With the Fed’s third program of quantitative easing it is now pushing on a string  (QE3: It is attempting to stimulate an economy that lacks a clear policy environment that would encourage more investment rather than one suffering from inadequate liquidity. While market measures of inflation expectations remain very low, long periods of very low interest rates influence the capitalized value of income streams. A given monthly mortgage payment will purchase a more expensive house when interest rates are lower. What people and firms invest in is distorted toward more capital-intensive projects than are economically efficient and justified at normal rates of interest.  Pension funds and other endowments lose income that must be made up somehow (often by moving into riskier investments). Asset price bubbles emerge. On top of these economic risks, the Fed’s need to unwind its huge portfolio of securities (purchased by printing money) when the economy recovers more fully is becoming more and more challenging.

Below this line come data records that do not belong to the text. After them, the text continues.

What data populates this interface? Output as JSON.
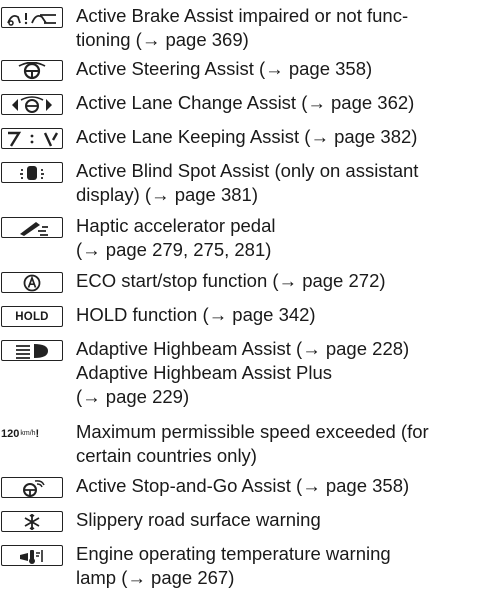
{
  "entries": [
    {
      "icon": "brake-assist-icon",
      "lines": [
        "Active Brake Assist impaired or not func-",
        "tioning (→ page 369)"
      ]
    },
    {
      "icon": "steering-assist-icon",
      "lines": [
        "Active Steering Assist (→ page 358)"
      ]
    },
    {
      "icon": "lane-change-assist-icon",
      "lines": [
        "Active Lane Change Assist (→ page 362)"
      ]
    },
    {
      "icon": "lane-keeping-assist-icon",
      "lines": [
        "Active Lane Keeping Assist (→ page 382)"
      ]
    },
    {
      "icon": "blind-spot-assist-icon",
      "lines": [
        "Active Blind Spot Assist (only on assistant",
        "display) (→ page 381)"
      ]
    },
    {
      "icon": "haptic-pedal-icon",
      "lines": [
        "Haptic accelerator pedal",
        "(→ page 279, 275, 281)"
      ]
    },
    {
      "icon": "eco-start-stop-icon",
      "lines": [
        "ECO start/stop function (→ page 272)"
      ]
    },
    {
      "icon": "hold-icon",
      "icon_text": "HOLD",
      "lines": [
        "HOLD function (→ page 342)"
      ]
    },
    {
      "icon": "highbeam-assist-icon",
      "lines": [
        "Adaptive Highbeam Assist (→ page 228)",
        "Adaptive Highbeam Assist Plus",
        "(→ page 229)"
      ]
    },
    {
      "icon": "speed-limit-icon",
      "icon_text": "120",
      "icon_unit": "km/h",
      "icon_mark": "!",
      "lines": [
        "Maximum permissible speed exceeded (for",
        "certain countries only)"
      ]
    },
    {
      "icon": "stop-and-go-assist-icon",
      "lines": [
        "Active Stop-and-Go Assist (→ page 358)"
      ]
    },
    {
      "icon": "slippery-road-icon",
      "lines": [
        "Slippery road surface warning"
      ]
    },
    {
      "icon": "engine-temperature-icon",
      "lines": [
        "Engine operating temperature warning",
        "lamp (→ page 267)"
      ]
    }
  ]
}
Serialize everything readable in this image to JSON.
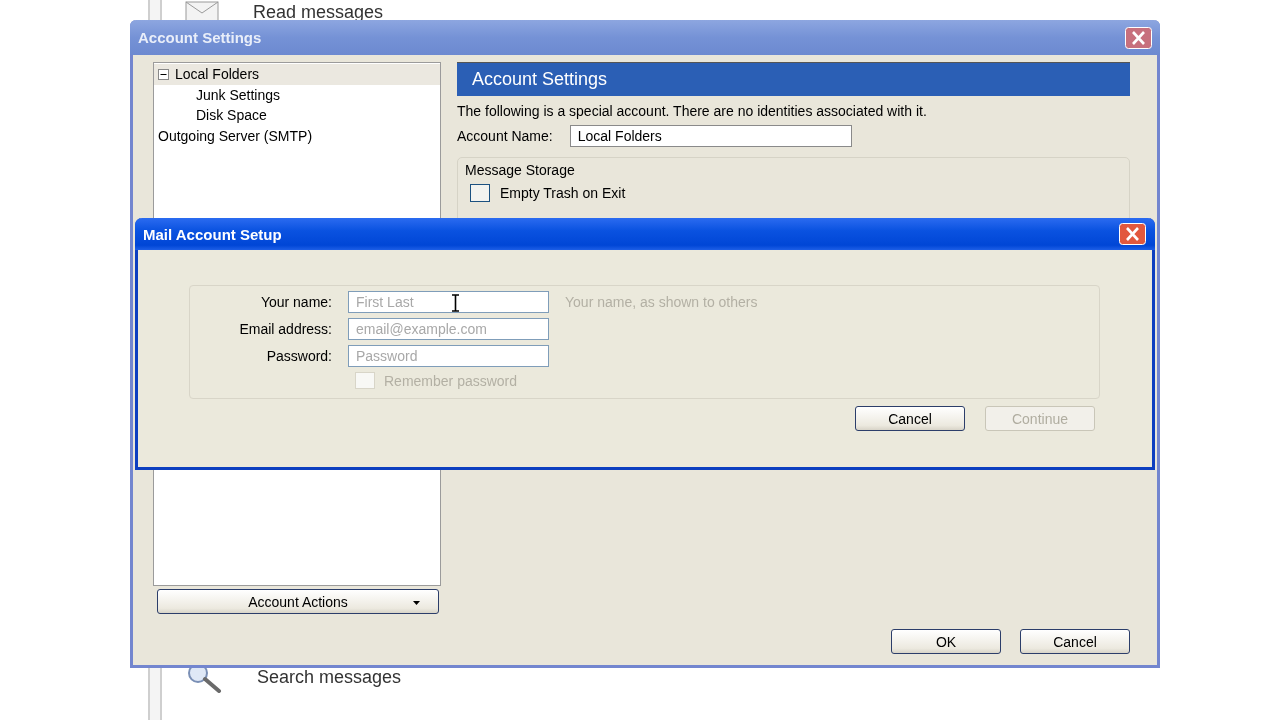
{
  "background": {
    "items": [
      {
        "kind": "mail",
        "label": "Read messages"
      },
      {
        "kind": "search",
        "label": "Search messages"
      }
    ]
  },
  "account_settings": {
    "title": "Account Settings",
    "tree": [
      {
        "label": "Local Folders",
        "expanded": true,
        "selected": true,
        "children": [
          {
            "label": "Junk Settings",
            "selected": false
          },
          {
            "label": "Disk Space",
            "selected": false
          }
        ]
      },
      {
        "label": "Outgoing Server (SMTP)",
        "selected": false
      }
    ],
    "account_actions": "Account Actions",
    "panel_title": "Account Settings",
    "description": "The following is a special account. There are no identities associated with it.",
    "account_name": {
      "label": "Account Name:",
      "value": "Local Folders"
    },
    "message_storage": {
      "legend": "Message Storage",
      "empty_trash": {
        "label": "Empty Trash on Exit",
        "checked": false
      }
    },
    "buttons": [
      "OK",
      "Cancel"
    ]
  },
  "mail_setup": {
    "title": "Mail Account Setup",
    "fields": [
      {
        "label": "Your name:",
        "placeholder": "First Last",
        "hint": "Your name, as shown to others"
      },
      {
        "label": "Email address:",
        "placeholder": "email@example.com"
      },
      {
        "label": "Password:",
        "placeholder": "Password"
      }
    ],
    "remember_password": {
      "label": "Remember password",
      "checked": false,
      "disabled": true
    },
    "buttons": [
      {
        "label": "Cancel",
        "disabled": false
      },
      {
        "label": "Continue",
        "disabled": true
      }
    ]
  }
}
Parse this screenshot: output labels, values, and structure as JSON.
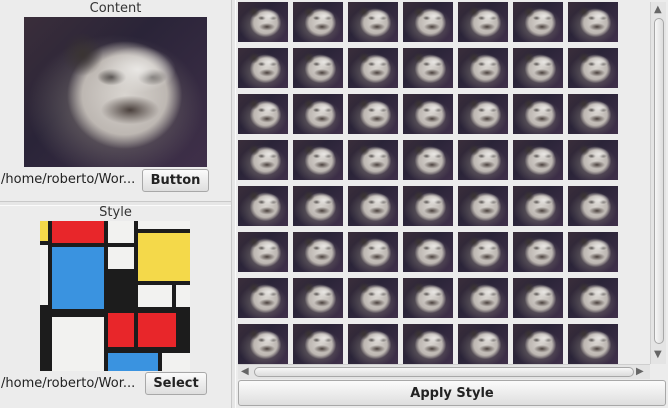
{
  "content_panel": {
    "title": "Content",
    "path": "/home/roberto/Wor...",
    "button_label": "Button"
  },
  "style_panel": {
    "title": "Style",
    "path": "/home/roberto/Wor...",
    "button_label": "Select"
  },
  "output_panel": {
    "columns": 7,
    "tiles_visible": 56,
    "apply_label": "Apply Style"
  },
  "icons": {
    "scroll_up": "scroll-up-arrow-icon",
    "scroll_down": "scroll-down-arrow-icon",
    "scroll_left": "scroll-left-arrow-icon",
    "scroll_right": "scroll-right-arrow-icon"
  },
  "colors": {
    "mondrian_red": "#e8262a",
    "mondrian_blue": "#3a93e0",
    "mondrian_yellow": "#f4d94a",
    "mondrian_white": "#f2f2f0"
  }
}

Moreover, the policies of one central bank can affect the exchange rate of its currency if its policies are not coordinated with those of other central banks. This can either improve or worsen the balance of payments between countries (balance of imports and exports). The very wide swings over the last decade in the exchange rate of the US dollar with the Euro, for example, cannot be justified by economic fundamentals and is very disruptive to trade and international capital movements. Recent monetary policy initiatives by the Bank of Japan raise such concerns.

In short, the problem is not that the Fed and other central banks are printing money. The problem is the amount they print and their conceit that they can do more to help the real economy than they really can, thus adding to the market’s uncertainty over the economic, policy, and financial environment in which their decisions to spend and invest must be made. The solution is to reestablish a hard anchor for monetary policy that allows the supply of money to be market determined (as proposed in my: Real SDR Currency Board, paper).

The fantasy of a purely private money that would overcome the weaknesses of government money, remains for the foreseeable future a utopian fantasy: “The Future of Money”. But those of you who enjoy fantasy, might enjoy the following story by Neal Stephenson: “The Great Simoleon Caper”.